Though there are things homeowners can do to make their houses safer, lead abatement is not a do-it-yourself project. Certified lead workers go through training so they know not only know how to keep themselves and others safe at a worksite, but also how to not take lead home with them.
For a homeowner winging lead removal, it’s more likely than not that they will accidentally poison a family member.
“I had one family that the father said, ‘Oh, we vacuum the house every day.’ It turned out he was vacuuming with the shop-vac that he used in his construction work,” said Tanya Allison, community housing manager for the city of Allentown. “He was bringing all the dust from his day job into his home.”
The government takes lead abatement seriously as well. If the EPA finds out a contractor without the proper licenses and certification has disturbed a surface covered in lead paint greater than 6 square feet, the consequence is a significant fine.
However, in theory, just about anyone can become a certified lead worker by taking the proper educational courses and getting licensed and certified.
There are ways to minimize the risk of lead exposure or lead poisoning in old homes without specialized training. These include:
- Making sure old paint is covered and all painted surfaces are in good condition.
- Watching for paint that might chip off and carefully cleaning paint chips as soon as possible without creating dust.
- Regularly cleaning floors, windowsills and other surfaces with warm water and all-purpose cleaners.

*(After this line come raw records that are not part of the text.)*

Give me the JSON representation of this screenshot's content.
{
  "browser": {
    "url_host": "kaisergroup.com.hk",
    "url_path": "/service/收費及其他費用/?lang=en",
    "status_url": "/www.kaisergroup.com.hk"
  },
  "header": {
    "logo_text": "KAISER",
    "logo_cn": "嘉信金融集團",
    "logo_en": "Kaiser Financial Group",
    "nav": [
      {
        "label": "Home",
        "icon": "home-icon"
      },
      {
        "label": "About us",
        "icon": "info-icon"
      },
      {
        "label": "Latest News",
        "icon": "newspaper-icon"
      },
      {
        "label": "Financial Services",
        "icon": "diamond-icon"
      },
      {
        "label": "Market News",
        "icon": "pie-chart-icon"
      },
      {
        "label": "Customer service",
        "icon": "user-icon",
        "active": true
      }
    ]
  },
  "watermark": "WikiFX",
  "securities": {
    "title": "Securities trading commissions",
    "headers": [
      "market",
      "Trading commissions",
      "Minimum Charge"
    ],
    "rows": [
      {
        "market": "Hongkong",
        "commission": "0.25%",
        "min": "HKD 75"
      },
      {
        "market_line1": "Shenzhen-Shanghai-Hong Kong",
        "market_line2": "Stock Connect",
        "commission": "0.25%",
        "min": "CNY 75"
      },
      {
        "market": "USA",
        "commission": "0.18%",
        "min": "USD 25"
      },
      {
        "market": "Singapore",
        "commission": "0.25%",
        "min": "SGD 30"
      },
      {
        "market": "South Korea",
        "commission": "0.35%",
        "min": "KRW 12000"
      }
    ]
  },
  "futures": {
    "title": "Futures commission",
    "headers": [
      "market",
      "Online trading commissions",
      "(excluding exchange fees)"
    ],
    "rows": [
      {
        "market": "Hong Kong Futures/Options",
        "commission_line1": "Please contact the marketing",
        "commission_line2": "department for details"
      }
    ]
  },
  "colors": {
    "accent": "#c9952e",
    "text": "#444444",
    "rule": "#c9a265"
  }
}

- Keeping play areas clean and regularly washing children’s hands, bottles, pacifiers and toys.
- Removing shoes or wiping soil off shoes before entering the house to avoid bringing in lead dust that came from painted surfaces outside.

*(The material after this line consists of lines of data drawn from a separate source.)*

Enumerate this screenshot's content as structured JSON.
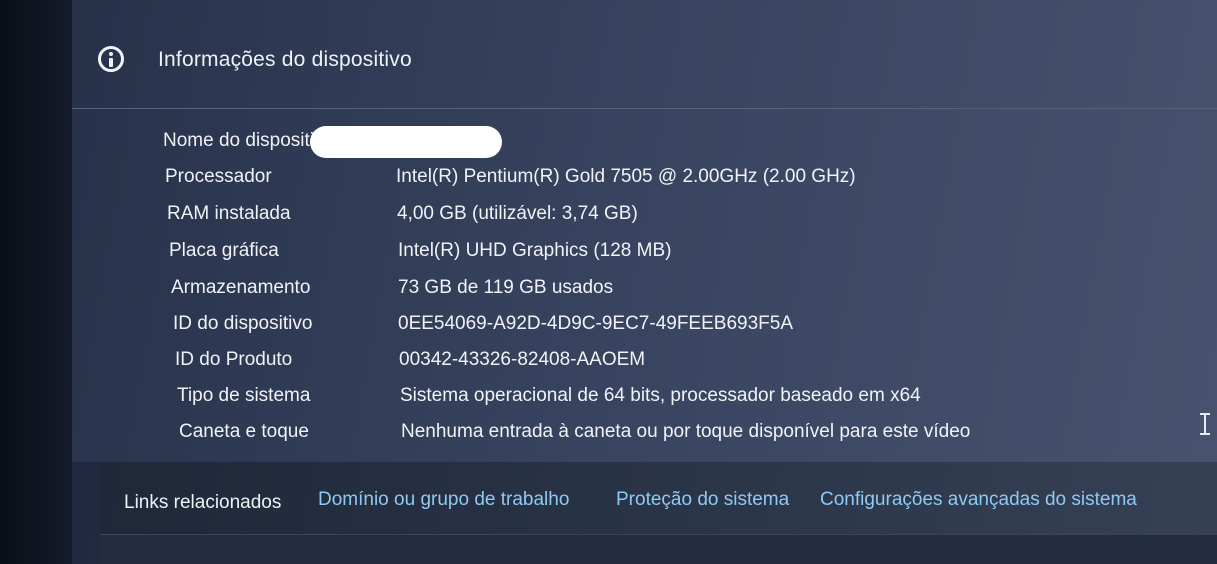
{
  "section": {
    "icon": "info-icon",
    "title": "Informações do dispositivo"
  },
  "specs": [
    {
      "label": "Nome do dispositivo",
      "value": ""
    },
    {
      "label": "Processador",
      "value": "Intel(R) Pentium(R) Gold 7505 @ 2.00GHz (2.00 GHz)"
    },
    {
      "label": "RAM instalada",
      "value": "4,00 GB (utilizável: 3,74 GB)"
    },
    {
      "label": "Placa gráfica",
      "value": "Intel(R) UHD Graphics (128 MB)"
    },
    {
      "label": "Armazenamento",
      "value": "73 GB de 119 GB usados"
    },
    {
      "label": "ID do dispositivo",
      "value": "0EE54069-A92D-4D9C-9EC7-49FEEB693F5A"
    },
    {
      "label": "ID do Produto",
      "value": "00342-43326-82408-AAOEM"
    },
    {
      "label": "Tipo de sistema",
      "value": "Sistema operacional de 64 bits, processador baseado em x64"
    },
    {
      "label": "Caneta e toque",
      "value": "Nenhuma entrada à caneta ou por toque disponível para este vídeo"
    }
  ],
  "related": {
    "label": "Links relacionados",
    "links": [
      "Domínio ou grupo de trabalho",
      "Proteção do sistema",
      "Configurações avançadas do sistema"
    ]
  },
  "colors": {
    "link": "#8ec9f4",
    "text": "#f0f2f7",
    "panel": "#37435e"
  }
}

- Using vacuums that are equipped with high-efficiency particulate air filters.
- Speaking to a health care providers about testing children for lead.

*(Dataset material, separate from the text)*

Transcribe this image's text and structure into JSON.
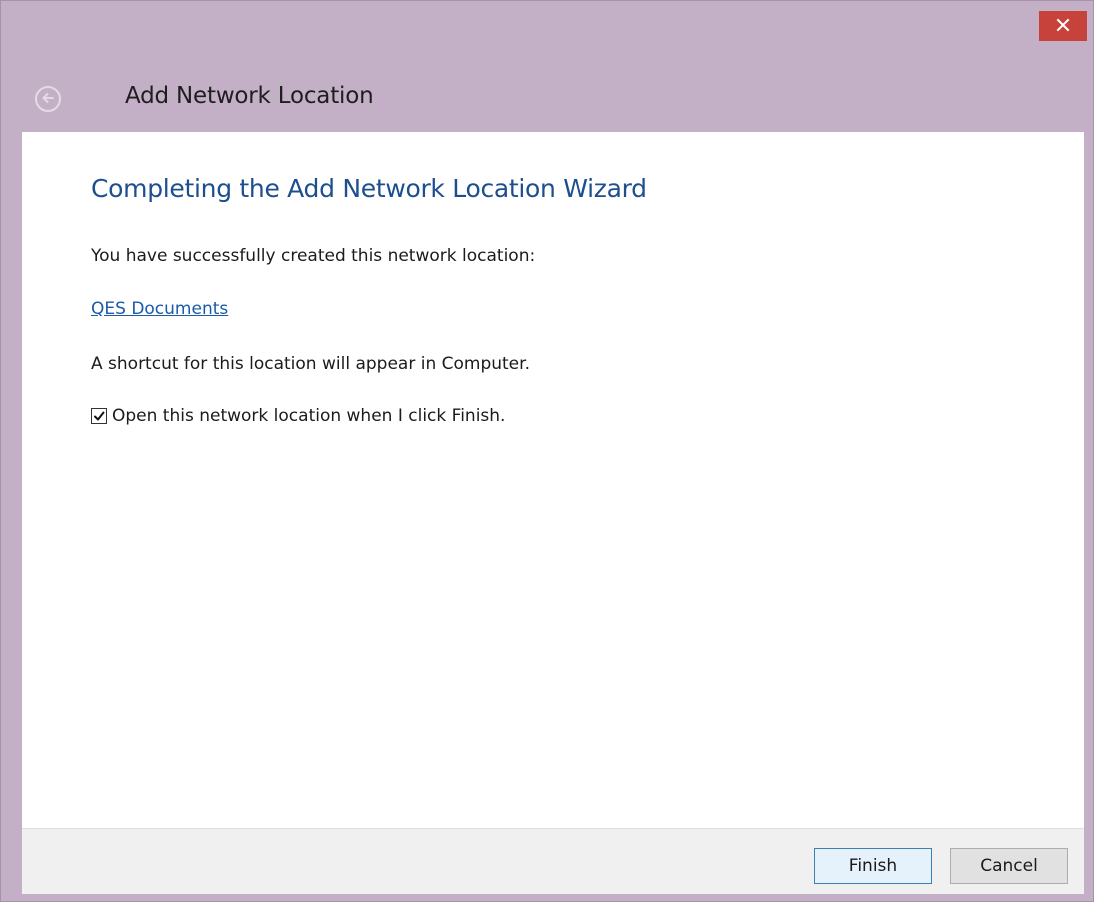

- Ensuring children eat a healthy and well-balanced diet high in iron, calcium and vitamin C to help protect against lead absorption and its effects.
- Contacting the local or state health department or calling the National Lead Information Center.
Allison said even many homes built after 1978 have may have paint with lead in them, and taking actions to reduce lead exposure in newer homes is also a good idea.
“Even though they’re creating paints that have significantly less lead, there still could be some elements of lead in it, and it’s still a hazard,” Allison said. “Even if it doesn’t show up as the definition of lead paint, you still need to be aware that there could be a lead hazard.”